Student Loan Plan: Lousy Consolidation Options

Michael Lux Blog, Consolidation, Student Loan Plan, Student Loans 0 Comments

In this edition of the student loan plan, we take a look at Andrew’s student loan consolidation issues.  His private loans currently have high interest rates, but the consolidation companies are only offering a slight improvement on interest rates.  If you want tips for dealing with your student loans, contact us.

Andrew writes:

Hi Sherpa, 

I am looking to consolidate 2 private loans totally about 56k. I have federal loans (13k set to be paid off in 2021) but will leave those be. The 2 private loans are at NJClass (an NJ State lender) – currently about 24k at 8.67% variable and Navient/Sallie Mae  – currently 32k at approx 9% variable. These loans are criminal. My minimum monthly payments are $540 a month on these, Sallie Mae is set to increase soon too. 

My credit is good – credit karma has me at 760, but with my loan apps I had my credit placed at 744 and 723. My credit score will probably hover at this for the next year. I had about 6 months of missed payments on these loans 4 years that have been haunting me since. I make 60k a year. Single and Rent. 

All apps were for a 15 year fixed loan. 

Wells Fargo offered my 9% – I’m embarrassed I even tried with them. 

Sofi offered me 7.30% with a $530 a month payment

Citizens Bank offered 7.17% (but have a .25 rate  reduction for AutoPay) so 6.92% at $513 a month. (Note* I sent them the documents and everything, this is fully approved I would just need to sign).

Additionally, I have no one to co-sign, this is the first year any bank offered me anything without a cosigner. 

Am I crazy to think I could get a better fixed 15 year rate? If my minimum payment goes up I cannot afford it. 

Is it possible to take the Citizens and refinance in a few years when my salary and credit is better (although I think 740 is pretty good)? Do you know if Citizens throws fees at you often (the app said no origination fee, no early repayment fee but the had a “optional service fee. Lender may charge you for such services” line on the form)? 

Thanks so much. 


The Plan

Andrew seems to be doing the right things.  Getting a lower interest rate without a cosigner is almost always a good option with private student loans.

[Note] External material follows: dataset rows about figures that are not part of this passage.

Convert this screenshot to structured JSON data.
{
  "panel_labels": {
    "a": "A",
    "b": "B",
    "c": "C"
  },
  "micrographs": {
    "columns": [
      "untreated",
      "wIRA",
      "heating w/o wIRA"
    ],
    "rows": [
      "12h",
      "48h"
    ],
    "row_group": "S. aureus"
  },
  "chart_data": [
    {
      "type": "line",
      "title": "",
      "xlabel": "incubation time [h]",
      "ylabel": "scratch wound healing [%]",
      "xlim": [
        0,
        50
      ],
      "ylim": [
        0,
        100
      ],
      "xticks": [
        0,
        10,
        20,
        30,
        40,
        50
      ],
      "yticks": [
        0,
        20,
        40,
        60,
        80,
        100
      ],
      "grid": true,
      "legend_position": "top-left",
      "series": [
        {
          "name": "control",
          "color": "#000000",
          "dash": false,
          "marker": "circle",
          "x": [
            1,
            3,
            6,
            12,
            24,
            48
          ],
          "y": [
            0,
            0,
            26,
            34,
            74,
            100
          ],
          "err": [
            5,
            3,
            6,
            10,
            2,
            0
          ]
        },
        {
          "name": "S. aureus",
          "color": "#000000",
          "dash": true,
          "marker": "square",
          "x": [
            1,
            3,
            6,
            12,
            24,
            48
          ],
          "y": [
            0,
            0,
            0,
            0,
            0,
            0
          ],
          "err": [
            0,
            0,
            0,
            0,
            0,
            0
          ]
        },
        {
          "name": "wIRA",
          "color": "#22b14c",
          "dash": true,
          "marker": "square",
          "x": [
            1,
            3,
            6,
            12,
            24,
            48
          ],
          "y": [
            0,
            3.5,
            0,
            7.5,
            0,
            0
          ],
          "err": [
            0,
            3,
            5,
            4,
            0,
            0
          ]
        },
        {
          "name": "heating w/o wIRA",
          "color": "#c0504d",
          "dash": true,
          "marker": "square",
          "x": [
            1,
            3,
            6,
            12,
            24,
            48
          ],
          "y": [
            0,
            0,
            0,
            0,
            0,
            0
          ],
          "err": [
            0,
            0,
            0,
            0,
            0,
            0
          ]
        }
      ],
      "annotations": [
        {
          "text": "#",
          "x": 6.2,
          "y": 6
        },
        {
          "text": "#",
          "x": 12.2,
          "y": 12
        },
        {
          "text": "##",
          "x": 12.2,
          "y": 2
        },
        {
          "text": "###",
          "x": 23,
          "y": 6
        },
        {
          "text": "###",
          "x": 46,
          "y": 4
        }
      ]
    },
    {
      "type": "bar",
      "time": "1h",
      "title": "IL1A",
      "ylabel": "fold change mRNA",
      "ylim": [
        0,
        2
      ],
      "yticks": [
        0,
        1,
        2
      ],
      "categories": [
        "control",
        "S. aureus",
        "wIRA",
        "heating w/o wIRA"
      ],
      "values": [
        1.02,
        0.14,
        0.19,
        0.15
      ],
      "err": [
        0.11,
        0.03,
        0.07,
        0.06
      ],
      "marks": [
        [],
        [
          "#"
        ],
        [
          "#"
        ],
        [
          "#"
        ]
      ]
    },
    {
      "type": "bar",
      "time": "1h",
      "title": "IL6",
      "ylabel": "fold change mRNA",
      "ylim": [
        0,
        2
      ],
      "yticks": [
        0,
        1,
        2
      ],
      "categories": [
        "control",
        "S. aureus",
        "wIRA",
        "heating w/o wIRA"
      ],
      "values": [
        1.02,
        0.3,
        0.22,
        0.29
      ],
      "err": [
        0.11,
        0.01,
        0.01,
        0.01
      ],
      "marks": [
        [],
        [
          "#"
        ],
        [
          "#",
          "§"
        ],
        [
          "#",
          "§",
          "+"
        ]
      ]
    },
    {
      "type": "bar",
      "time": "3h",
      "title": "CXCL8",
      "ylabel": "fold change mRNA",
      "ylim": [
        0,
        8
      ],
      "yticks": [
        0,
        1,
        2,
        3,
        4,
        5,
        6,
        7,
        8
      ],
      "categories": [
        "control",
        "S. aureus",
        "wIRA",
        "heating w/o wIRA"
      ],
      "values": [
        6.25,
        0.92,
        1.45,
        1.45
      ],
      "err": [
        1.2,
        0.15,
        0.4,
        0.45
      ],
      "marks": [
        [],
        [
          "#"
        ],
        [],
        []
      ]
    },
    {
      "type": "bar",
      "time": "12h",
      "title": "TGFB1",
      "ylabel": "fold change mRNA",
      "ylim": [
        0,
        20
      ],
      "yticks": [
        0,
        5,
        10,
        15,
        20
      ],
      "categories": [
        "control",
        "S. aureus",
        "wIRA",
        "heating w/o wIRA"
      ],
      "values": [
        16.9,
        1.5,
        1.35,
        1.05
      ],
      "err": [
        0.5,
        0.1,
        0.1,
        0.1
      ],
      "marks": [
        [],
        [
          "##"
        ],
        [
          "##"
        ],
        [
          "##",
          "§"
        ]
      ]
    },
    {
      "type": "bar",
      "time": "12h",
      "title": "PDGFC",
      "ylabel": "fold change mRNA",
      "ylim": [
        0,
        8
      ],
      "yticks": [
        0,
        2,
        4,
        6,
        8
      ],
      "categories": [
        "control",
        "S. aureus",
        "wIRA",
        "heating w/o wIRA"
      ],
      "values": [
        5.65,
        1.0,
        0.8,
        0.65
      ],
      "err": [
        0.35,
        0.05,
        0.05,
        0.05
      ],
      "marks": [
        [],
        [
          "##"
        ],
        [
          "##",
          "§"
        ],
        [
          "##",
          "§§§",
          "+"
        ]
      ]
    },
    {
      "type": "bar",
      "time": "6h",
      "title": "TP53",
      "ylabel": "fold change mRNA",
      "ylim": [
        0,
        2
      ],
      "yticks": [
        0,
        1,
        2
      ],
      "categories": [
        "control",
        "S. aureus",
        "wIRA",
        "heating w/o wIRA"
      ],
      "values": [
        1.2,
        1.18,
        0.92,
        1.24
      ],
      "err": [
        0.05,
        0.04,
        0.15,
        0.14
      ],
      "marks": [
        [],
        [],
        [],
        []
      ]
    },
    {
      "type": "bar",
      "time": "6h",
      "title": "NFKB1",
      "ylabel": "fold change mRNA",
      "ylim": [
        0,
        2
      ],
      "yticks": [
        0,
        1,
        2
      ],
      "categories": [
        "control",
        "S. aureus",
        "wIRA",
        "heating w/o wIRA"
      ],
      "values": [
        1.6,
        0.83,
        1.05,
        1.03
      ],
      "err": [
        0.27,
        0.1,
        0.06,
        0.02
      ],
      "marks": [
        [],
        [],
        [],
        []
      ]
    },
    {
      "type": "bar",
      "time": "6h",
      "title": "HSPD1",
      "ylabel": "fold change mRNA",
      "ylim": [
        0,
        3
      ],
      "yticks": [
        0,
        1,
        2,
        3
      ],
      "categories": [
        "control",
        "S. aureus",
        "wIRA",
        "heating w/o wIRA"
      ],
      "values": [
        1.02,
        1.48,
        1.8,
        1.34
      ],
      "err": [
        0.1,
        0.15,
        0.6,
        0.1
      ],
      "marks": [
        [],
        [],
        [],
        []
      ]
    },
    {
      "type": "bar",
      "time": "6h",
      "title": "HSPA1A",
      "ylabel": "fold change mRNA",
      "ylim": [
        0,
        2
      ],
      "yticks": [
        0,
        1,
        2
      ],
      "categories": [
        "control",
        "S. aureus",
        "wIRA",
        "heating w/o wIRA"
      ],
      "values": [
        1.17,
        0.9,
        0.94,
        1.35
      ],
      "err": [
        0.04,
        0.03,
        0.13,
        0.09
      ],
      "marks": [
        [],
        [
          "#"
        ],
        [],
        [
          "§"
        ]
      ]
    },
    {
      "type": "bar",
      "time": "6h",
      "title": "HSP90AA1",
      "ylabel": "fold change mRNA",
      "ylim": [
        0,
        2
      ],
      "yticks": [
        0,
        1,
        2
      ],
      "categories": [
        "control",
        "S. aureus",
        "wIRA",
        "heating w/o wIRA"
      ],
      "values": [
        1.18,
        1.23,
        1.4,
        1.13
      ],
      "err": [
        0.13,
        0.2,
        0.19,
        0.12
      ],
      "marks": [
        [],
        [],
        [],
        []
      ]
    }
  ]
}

However, my first suggestion would be to expand the search a little bit further.  Companies like LendKey or CommonBond may offer rates better than your current option from Citizens.  When you are right on the cusp like Andrew is, the options can vary greatly from one lender to the next.  Some lenders may outright reject you, but others could offer a much better interest rate.

The key is to see what rate you qualify for with a number of lenders.  For credit score purposes, as long as you do your credit inquiries within a short period of time, the credit agencies treat it as “shopping around” and it is treated as one credit pull instead of many.

To aid your efforts looking around, we have put together a table of lenders and interest rate options.  This tool should help you find the best fit for your situation.

Making Your Choice

The question about going with Citizens now and going through the process again in the future is a great idea.  Unlike mortgages where there are closing costs associated with each transaction, refinancing your student loans is a free process.  If interest rates drop or your credit situation improves, looking back into refinancing options is a very good idea.

One thing to consider is that passage of time may not be the most important detail when trying to decide whether or not you should test the market again.  If you just got a big raise at work, now might be a great time to give it a try.  This also applies to your creditworthiness.  If you just paid off a car loan, or recently had some negative reporting fall of your credit report, it could mean you get a better rate.

Ultimately, there are really only two costs to starting the application process again.  The first is the slight drop in credit score from further credit inquiries.  The second, and more noteworthy cost, is your time.  The process of completing applications and submitting documents can be time consuming if you are doing it right.  The more time you spend on it, the more likely you are to get the results you want.

Bottom Line

Andrew is off to a great start in his efforts to lower his student loan interest rates, but there is still some work to be done.